Hassan’s gun tilts a fraction toward her. “This is her, the one who tamed you.”

Julian fusses, sensing the terror in the air, his tiny fingers gripping Kate’s shirt. Kate’s face is pale, but her spine is straight, eyes fierce even when she’s shaking.

Addison’s voice cuts sharp. “You take one more step, and I swear to God—“

Hassan chuckles. “You will do what? Write about me?”

Her jaw clenches. “I’ll gouge your eyes out.”

He considers that with mild interest, like she’s entertaining. Then his gaze returns to me. “You killed my father,” he grits, quiet now, the words heavy with devotion rather than grief. “Took him from the world like you were God.”

“I did my job,” I reply, voice low.

Barre was a disease, so I cut him out. Hassan is the infection left behind, and now he thinks he can carve his revenge into my family’s name. He’s wrong.

The look in his eyes lets me know that he’s ready to die here. This is a suicide mission for him. As long as he can avenge his father, he doesn’t care if he dies here. He has nothing to lose, while I have everything at stake.

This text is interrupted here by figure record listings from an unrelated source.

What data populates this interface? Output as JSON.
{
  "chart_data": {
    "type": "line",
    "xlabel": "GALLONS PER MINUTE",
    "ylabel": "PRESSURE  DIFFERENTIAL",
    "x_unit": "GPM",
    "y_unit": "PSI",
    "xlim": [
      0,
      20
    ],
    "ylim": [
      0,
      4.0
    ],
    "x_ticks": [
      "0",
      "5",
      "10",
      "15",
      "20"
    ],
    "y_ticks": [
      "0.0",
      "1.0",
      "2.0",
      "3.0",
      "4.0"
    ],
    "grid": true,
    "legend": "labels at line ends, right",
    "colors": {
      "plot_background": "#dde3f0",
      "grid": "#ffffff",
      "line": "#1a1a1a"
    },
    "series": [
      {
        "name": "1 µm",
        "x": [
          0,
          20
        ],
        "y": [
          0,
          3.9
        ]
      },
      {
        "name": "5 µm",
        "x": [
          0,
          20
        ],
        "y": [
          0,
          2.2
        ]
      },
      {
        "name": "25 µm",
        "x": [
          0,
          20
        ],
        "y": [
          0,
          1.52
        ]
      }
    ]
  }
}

He gestures vaguely at Kate and Julian. “You thought you could end it in Somalia. Thought you could disappear back into your mountain.” His eyes flick toward Kate’s arms. “But God has a sense of humor. He gave you something soft.”

Kate’s breath trembles. “Don’t talk about my son.”

My body goes still as the pistol lifts higher. “This is how men like you learn. Not through bullets, but through loss.”

He shifts his aim, the barrel lining up with Kate. Time fractures as I move without thought.

My body steps between them just as the gun fires. The sound is deafening in the small room, a violent crack that fills everything.

Pain blooms hot and immediate in my chest, my breath leaving me in a harsh exhale, my vision blurring at the edges. Kate screams my name, but I am still standing.

Hassan’s eyes widen slightly, almost impressed. I raise my rifle, and this time he doesn’t get a second shot. I fire once. His body jerks, the bullet taking him clean, going straight through his forehead, splattering his brains all over the wall behind him.

He collapses hard onto the floor, blood spreading dark beneath him, the war ending in a single ruined breath.

For a moment, everything is silent except Kate’s shaking sobs and Julian’s frightened cries. I turn toward them, my knees buckling.

Kate’s eyes are wide with fear as she stares at me. “Ryder…”

I try to speak and tell her that it’s done, that he can’t hurt them now, but my body is already giving up, blood soaking through my shirt, warmth leaving too fast.

I take one step, then another, and just as I’m about to get to them, the world tilts violently. Kate lunges forward, one hand still clutching Julian, the other reaching for me.

“Don’t,” she pleads, voice breaking. “Don’t you dare—“

My fingers brush her wrist, and the last thing I see is her face, then gravity wins. I topple forward, the room spinning into darkness as her scream tears through the house like the sound of the world ending.